Still, she and Sarri also have a connection to tourism: Their ancestors were mountain guides for visitors since the early 20th century.
Today, they are co-founders of Scandinavian Sami Photoadventures, which leads several outdoor experiences in Abisko, including Northern Lights tours.
“As guides, we know that when you cross the Miellejohka stream, which flows from the Cuonjavaggi [valley], you can go from a full blown snowstorm to clear skies in 100 meters ,” Niia said .
“¡You’re a magician!”
And that’s exactly what happened when Erik and I finally reached Abisko: thick snow clouds hung over the mountains around us, but above our heads we saw a clear blue sky.
captive of the auroras
On my first trip to Abisko, scientist-turned-photographer Peter Rosén told me that children weren’t supposed to watch or whistle at the dancing auroras, or point at them in amazement, as the lights would go down and carry them away.
Born and raised in Sweden, Rosén had grown up with these stories.

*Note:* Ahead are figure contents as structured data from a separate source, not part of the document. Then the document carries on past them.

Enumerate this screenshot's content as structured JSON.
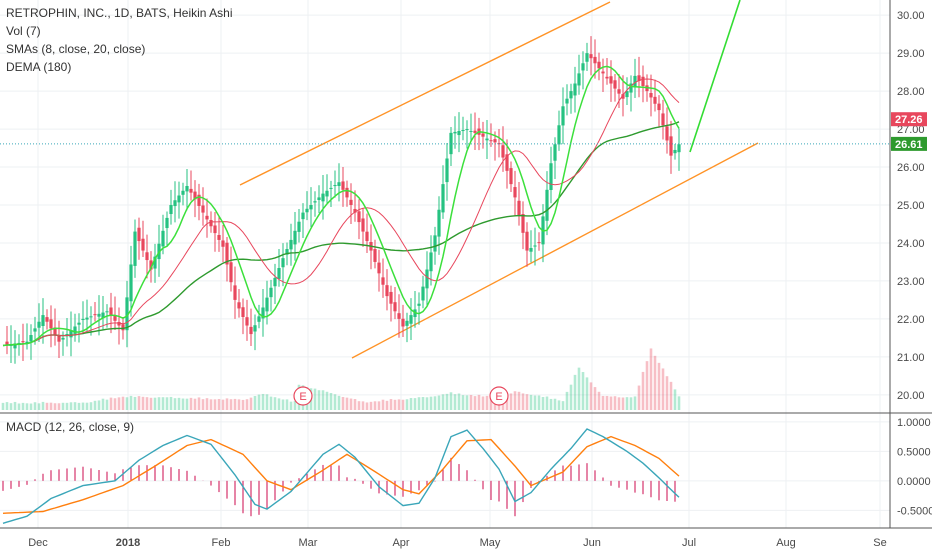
{
  "legend": {
    "title": "RETROPHIN, INC., 1D, BATS, Heikin Ashi",
    "vol": "Vol (7)",
    "sma": "SMAs (8, close, 20, close)",
    "dema": "DEMA (180)",
    "macd": "MACD (12, 26, close, 9)"
  },
  "colors": {
    "up": "#26c281",
    "down": "#e8475d",
    "sma_fast": "#3ce03c",
    "sma_slow": "#e8475d",
    "dema": "#2e9a2e",
    "channel": "#ff9326",
    "projection": "#33dd33",
    "macd_line": "#3aa6b9",
    "signal_line": "#ff7f0e",
    "hist": "#d6336c",
    "last_price": "#3aa6b9",
    "earnings": "#e8475d"
  },
  "chart_data": [
    {
      "type": "candlestick",
      "name": "price",
      "ylim": [
        19.6,
        30.4
      ],
      "yticks": [
        "30.00",
        "29.00",
        "28.00",
        "27.00",
        "26.00",
        "25.00",
        "24.00",
        "23.00",
        "22.00",
        "21.00",
        "20.00"
      ],
      "xticks": [
        "Dec",
        "2018",
        "Feb",
        "Mar",
        "Apr",
        "May",
        "Jun",
        "Jul",
        "Aug",
        "Se"
      ],
      "last_price_labels": [
        "27.26",
        "26.61"
      ],
      "earnings_markers": [
        "E",
        "E"
      ],
      "keypoints": [
        [
          0,
          21.3
        ],
        [
          6,
          21.4
        ],
        [
          10,
          22.1
        ],
        [
          14,
          21.4
        ],
        [
          20,
          22.0
        ],
        [
          26,
          22.2
        ],
        [
          30,
          21.7
        ],
        [
          33,
          24.3
        ],
        [
          37,
          23.3
        ],
        [
          42,
          25.0
        ],
        [
          46,
          25.5
        ],
        [
          50,
          24.8
        ],
        [
          55,
          23.9
        ],
        [
          58,
          22.5
        ],
        [
          62,
          21.6
        ],
        [
          65,
          22.3
        ],
        [
          70,
          23.6
        ],
        [
          75,
          24.8
        ],
        [
          80,
          25.3
        ],
        [
          84,
          25.6
        ],
        [
          88,
          24.8
        ],
        [
          92,
          23.8
        ],
        [
          96,
          22.6
        ],
        [
          100,
          21.8
        ],
        [
          104,
          22.4
        ],
        [
          108,
          24.2
        ],
        [
          112,
          26.9
        ],
        [
          116,
          27.0
        ],
        [
          120,
          26.8
        ],
        [
          124,
          26.6
        ],
        [
          128,
          25.2
        ],
        [
          131,
          23.8
        ],
        [
          134,
          24.0
        ],
        [
          137,
          26.1
        ],
        [
          140,
          27.6
        ],
        [
          143,
          28.2
        ],
        [
          146,
          29.0
        ],
        [
          149,
          28.6
        ],
        [
          152,
          28.2
        ],
        [
          155,
          27.8
        ],
        [
          158,
          28.4
        ],
        [
          161,
          28.0
        ],
        [
          164,
          27.5
        ],
        [
          167,
          26.3
        ],
        [
          169,
          26.6
        ]
      ],
      "volume_keypoints": [
        [
          0,
          0.8
        ],
        [
          20,
          0.8
        ],
        [
          30,
          1.6
        ],
        [
          60,
          1.2
        ],
        [
          65,
          1.9
        ],
        [
          73,
          0.9
        ],
        [
          74,
          3.1
        ],
        [
          90,
          0.9
        ],
        [
          106,
          1.5
        ],
        [
          112,
          2.0
        ],
        [
          125,
          1.4
        ],
        [
          128,
          2.2
        ],
        [
          140,
          1.1
        ],
        [
          144,
          5.2
        ],
        [
          150,
          1.6
        ],
        [
          158,
          1.5
        ],
        [
          162,
          7.6
        ],
        [
          169,
          1.6
        ]
      ]
    },
    {
      "type": "line",
      "name": "MACD (12, 26, close, 9)",
      "ylim": [
        -0.8,
        1.1
      ],
      "yticks": [
        "1.0000",
        "0.5000",
        "0.0000",
        "-0.5000"
      ],
      "macd_keypoints": [
        [
          0,
          -0.72
        ],
        [
          6,
          -0.6
        ],
        [
          12,
          -0.3
        ],
        [
          20,
          -0.08
        ],
        [
          28,
          0.0
        ],
        [
          34,
          0.35
        ],
        [
          40,
          0.6
        ],
        [
          46,
          0.77
        ],
        [
          52,
          0.62
        ],
        [
          58,
          0.1
        ],
        [
          63,
          -0.4
        ],
        [
          66,
          -0.48
        ],
        [
          72,
          -0.18
        ],
        [
          80,
          0.45
        ],
        [
          84,
          0.62
        ],
        [
          88,
          0.4
        ],
        [
          94,
          -0.1
        ],
        [
          100,
          -0.42
        ],
        [
          104,
          -0.38
        ],
        [
          108,
          0.05
        ],
        [
          112,
          0.75
        ],
        [
          116,
          0.86
        ],
        [
          120,
          0.55
        ],
        [
          124,
          0.2
        ],
        [
          128,
          -0.35
        ],
        [
          132,
          -0.2
        ],
        [
          137,
          0.2
        ],
        [
          142,
          0.55
        ],
        [
          146,
          0.88
        ],
        [
          150,
          0.75
        ],
        [
          156,
          0.5
        ],
        [
          160,
          0.3
        ],
        [
          164,
          0.05
        ],
        [
          169,
          -0.28
        ]
      ],
      "signal_keypoints": [
        [
          0,
          -0.55
        ],
        [
          10,
          -0.52
        ],
        [
          20,
          -0.32
        ],
        [
          30,
          -0.08
        ],
        [
          38,
          0.25
        ],
        [
          46,
          0.6
        ],
        [
          52,
          0.7
        ],
        [
          60,
          0.45
        ],
        [
          66,
          0.0
        ],
        [
          72,
          -0.15
        ],
        [
          80,
          0.18
        ],
        [
          86,
          0.45
        ],
        [
          92,
          0.2
        ],
        [
          100,
          -0.15
        ],
        [
          104,
          -0.22
        ],
        [
          110,
          0.2
        ],
        [
          116,
          0.68
        ],
        [
          122,
          0.7
        ],
        [
          128,
          0.25
        ],
        [
          132,
          -0.08
        ],
        [
          140,
          0.15
        ],
        [
          146,
          0.58
        ],
        [
          152,
          0.75
        ],
        [
          158,
          0.6
        ],
        [
          164,
          0.38
        ],
        [
          169,
          0.08
        ]
      ]
    }
  ]
}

In 1998, his career as an environmental researcher at the Center for Climate Impact Research at Umeå University took him to Abisko. He spent 13 years studying climate change in the Arctic through the Abisko Scientific Research Station (in 2021, it was recognized as a Centennial Observing Station by the World Meteorological Organization).
But early on, he was fascinated by the blue hole and the northern lights , taking his first photographs in 2001, which are now part of permanent installations in galleries in northern Sweden.
“My colleagues used to say I was ‘spare time researcher, full time photographer,'” he jokes.
By 2012, Rosén had left his scientific career to run Lappland Media, teaching travelers how to properly photograph the lights.
He remembers one of his guests, who since she was 5 years old dreamed of seeing the auroras. She had pursued them in vain in Canada, Norway and Finland. On her first night in Abisko, she collapsed and cried after seeing what Rosen found was not very impressive. The following nights, they witnessed phenomenal shows.
“Seeing people express their feelings by seeing the auroras makes me feel like I have the best job in the world,” says Rosén.
“I have never regretted leaving my life as a researcher, because now I am living my dream.”
I remember how amazed I was the first time I saw the lights in Abisko, on the slopes of Mount Nuolja, 900 meters above sea level. Perched near the summit is the remote Aurora Sky Station, a 20-minute chairlift ride from its base. There is no better location to see the blue hole spread out over the bright lights of Abisko and the frozen Torneträsk lake in the valley below.
This time, as Erik and I climbed the mountain, finally riding the chairlift in total darkness after riding through that storm, the experience evoked a sense of awe for what we were about to witness : ethereal green lights dancing and folding like curtains in the sky.